2012 02-Le changement

Éditorial
Le changement
Daniel Pezat

Le changement a le don, pour beaucoup, d’agacer. Personne n’aime changer ses habitudes. La résistance au changement, c’est bien connu, est la bête noire des chefs d’entreprise comme des politiciens. Cette résistance peut aussi nous protéger de leurs projets qui, disons-le, sont parfois inquiétants.

Qui n’a pas entendu  dire : « Ç’a toujours été de même! »  Peu importe les raisons ou les causes, le blocage est presque  automatique. Nos dirigeants masquent cette résistance sous une apparente ouverture d’esprit : « C’est une avenue intéressante, je vais y penser » ou « C’est un beau projet mais il faudra consulter avant », finalement, le temps passe, les gens trop occupés oublient. En fin de compte, la bonne idée, le beau projet finissent aux oubliettes ou comme on dit se retrouve sur les tablettes.

Le changement, comme la mort ou les impôts, ne peut être évité. Est-il pour autant si mauvais? Bien que pas toujours agréable et à l’occasion embarrassant, il peut aussi être positif. Un mariage ou la naissance d’un enfant, tout comme une promotion dans notre vie professionnelle sont des exemples, souvent heureux. Ils sont plus faciles à accepter que d’autres négatifs, comme un divorce ou la mort. Bon ou mauvais, gai ou triste, tout changement qui se produit dans la vie d’une personne ou au sein d’une organisation impose qu’on s’y adapte et qu’on s’en occupe.

La vie n’est que changement. Rien n’est vraiment invariable. Toutes les organisations qui veulent grandir sont appelées à se modifier. Nous avons tous constaté, un jour ou l’autre au sein de notre entreprise ou de notre groupe de travail, des signes de changement comme des variations dans le personnel, l’augmentation ou la diminution du financement et la création de nouveaux projets correspondants mieux aux besoins des membres. Si une organisation ne réagit pas, elle aura des difficultés et finira par disparaître. Les gens tout comme les organisations doivent être conscients que des changements sont en cours et qu’ils doivent s’y adapter.

C’est bien connu : « Tout  passe, tout casse, tout lasse ». Presqu’un hymne au changement. C’est encore plus vrai de nos jours, où l’Internet et la télévision aidant, nos habitudes de consommateurs sont bousculées. Les publicités agressives veulent nous faire croire que changer pour changer est bon pour nous. Dans l’esprit des publicitaires, changement est synonyme de plus de profits. Par contre, changer nos habitudes de consommation pour préserver l’environnement, pour limiter nos dépenses ou pour améliorer notre santé et notre qualité de vie, même si ça va à l’encontre du marketing tout azimut, ne peut qu’être bénéfique pour nous.

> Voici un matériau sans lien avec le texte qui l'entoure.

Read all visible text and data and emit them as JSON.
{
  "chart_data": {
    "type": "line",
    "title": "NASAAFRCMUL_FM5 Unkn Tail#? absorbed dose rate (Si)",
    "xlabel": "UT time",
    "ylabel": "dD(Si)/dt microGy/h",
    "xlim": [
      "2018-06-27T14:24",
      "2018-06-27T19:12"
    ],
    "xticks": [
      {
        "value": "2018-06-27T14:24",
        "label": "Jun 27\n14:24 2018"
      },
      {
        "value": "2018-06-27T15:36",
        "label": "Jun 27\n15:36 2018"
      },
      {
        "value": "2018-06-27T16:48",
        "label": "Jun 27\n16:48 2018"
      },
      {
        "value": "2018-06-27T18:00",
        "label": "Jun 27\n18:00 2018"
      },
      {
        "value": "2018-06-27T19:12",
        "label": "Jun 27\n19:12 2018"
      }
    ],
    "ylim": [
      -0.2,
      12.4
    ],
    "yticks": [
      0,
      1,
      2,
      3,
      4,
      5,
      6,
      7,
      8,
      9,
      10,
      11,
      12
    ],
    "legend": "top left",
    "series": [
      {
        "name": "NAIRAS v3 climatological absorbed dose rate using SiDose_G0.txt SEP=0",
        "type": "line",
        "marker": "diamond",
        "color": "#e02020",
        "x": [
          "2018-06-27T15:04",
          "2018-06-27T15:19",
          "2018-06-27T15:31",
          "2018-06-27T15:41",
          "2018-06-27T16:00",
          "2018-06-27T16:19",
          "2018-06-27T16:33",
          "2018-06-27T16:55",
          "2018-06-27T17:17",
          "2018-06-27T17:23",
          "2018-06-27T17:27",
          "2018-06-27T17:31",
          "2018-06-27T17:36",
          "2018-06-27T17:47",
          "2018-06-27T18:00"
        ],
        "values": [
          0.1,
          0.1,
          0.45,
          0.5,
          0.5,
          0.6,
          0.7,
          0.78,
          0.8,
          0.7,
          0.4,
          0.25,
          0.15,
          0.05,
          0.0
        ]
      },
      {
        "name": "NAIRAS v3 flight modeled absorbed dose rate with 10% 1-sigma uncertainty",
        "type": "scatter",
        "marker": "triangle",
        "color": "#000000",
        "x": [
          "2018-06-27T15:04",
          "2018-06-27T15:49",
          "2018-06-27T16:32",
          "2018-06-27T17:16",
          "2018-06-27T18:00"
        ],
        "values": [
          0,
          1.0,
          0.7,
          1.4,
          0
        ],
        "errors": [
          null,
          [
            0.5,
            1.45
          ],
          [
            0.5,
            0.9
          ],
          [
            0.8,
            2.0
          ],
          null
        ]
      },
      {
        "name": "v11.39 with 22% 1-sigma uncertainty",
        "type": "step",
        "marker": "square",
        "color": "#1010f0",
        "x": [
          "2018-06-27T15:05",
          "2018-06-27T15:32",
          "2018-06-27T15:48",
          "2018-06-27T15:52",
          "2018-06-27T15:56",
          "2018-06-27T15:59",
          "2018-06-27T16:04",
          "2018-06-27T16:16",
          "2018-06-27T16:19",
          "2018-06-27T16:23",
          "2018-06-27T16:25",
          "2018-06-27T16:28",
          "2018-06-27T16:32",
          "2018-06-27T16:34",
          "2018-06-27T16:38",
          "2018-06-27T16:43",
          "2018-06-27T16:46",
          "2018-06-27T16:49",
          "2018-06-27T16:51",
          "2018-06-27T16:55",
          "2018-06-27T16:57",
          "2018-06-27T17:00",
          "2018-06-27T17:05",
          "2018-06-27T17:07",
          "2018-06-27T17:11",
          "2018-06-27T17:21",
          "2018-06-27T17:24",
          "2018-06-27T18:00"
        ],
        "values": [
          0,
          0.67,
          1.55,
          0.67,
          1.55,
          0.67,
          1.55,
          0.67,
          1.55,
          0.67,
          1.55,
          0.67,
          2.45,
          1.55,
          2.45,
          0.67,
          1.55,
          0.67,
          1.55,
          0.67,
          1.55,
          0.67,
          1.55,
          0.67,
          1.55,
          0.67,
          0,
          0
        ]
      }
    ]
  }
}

Bien évidemment, il y a les changements climatiques. L’hiver que nous vivons en est un bel exemple. Que nous le voulions on non, il nous faut nous y adapter. Cela ne veut pas dire  de rester les bras croisés à nous lamenter. Les hivers d’antan reviendront-ils? Nul ne le sait. Ce qui est certain, ces bouleversements des saisons relèvent de notre  responsabilité collective.

Le paysage politique au Québec ne fait pas exception. Voilà que nos habitudes d’électeurs endormis sont soudain mises à mal. La douce somnolence du vieux système du bipartisme est en train de battre de l’aile. Voici que nous avons quatre partis politiques, sans compter toutes les nuances des partis vert ou gauchisants. Ils affichent toutes les couleurs de l’arc-en-ciel. Gros changements à l’horizon politique des québécois. Nous allons avoir, résistance au changement ou pas, à réfléchir, à faire des choix. Ce sera douloureux pour certains, plus facile pour d’autres, mais nous avons tous à faire cet exercice.

Dans le domaine des communications, tout  évolue  très vite. Si quelque chose a changé et changé nos vies, ce sont bien les moyens de communication mis à notre portée. Qui voudrait revenir en arrière? Internet et ses gadgets, IPhone, IPad, téléphone intelligent, sans parler des réseaux sociaux. Les ignorer serait vouloir vivre sur une autre planète. Nous ne devons pas pour autant en devenir les esclaves dociles. Ce ne sont que des outils mis à notre disposition.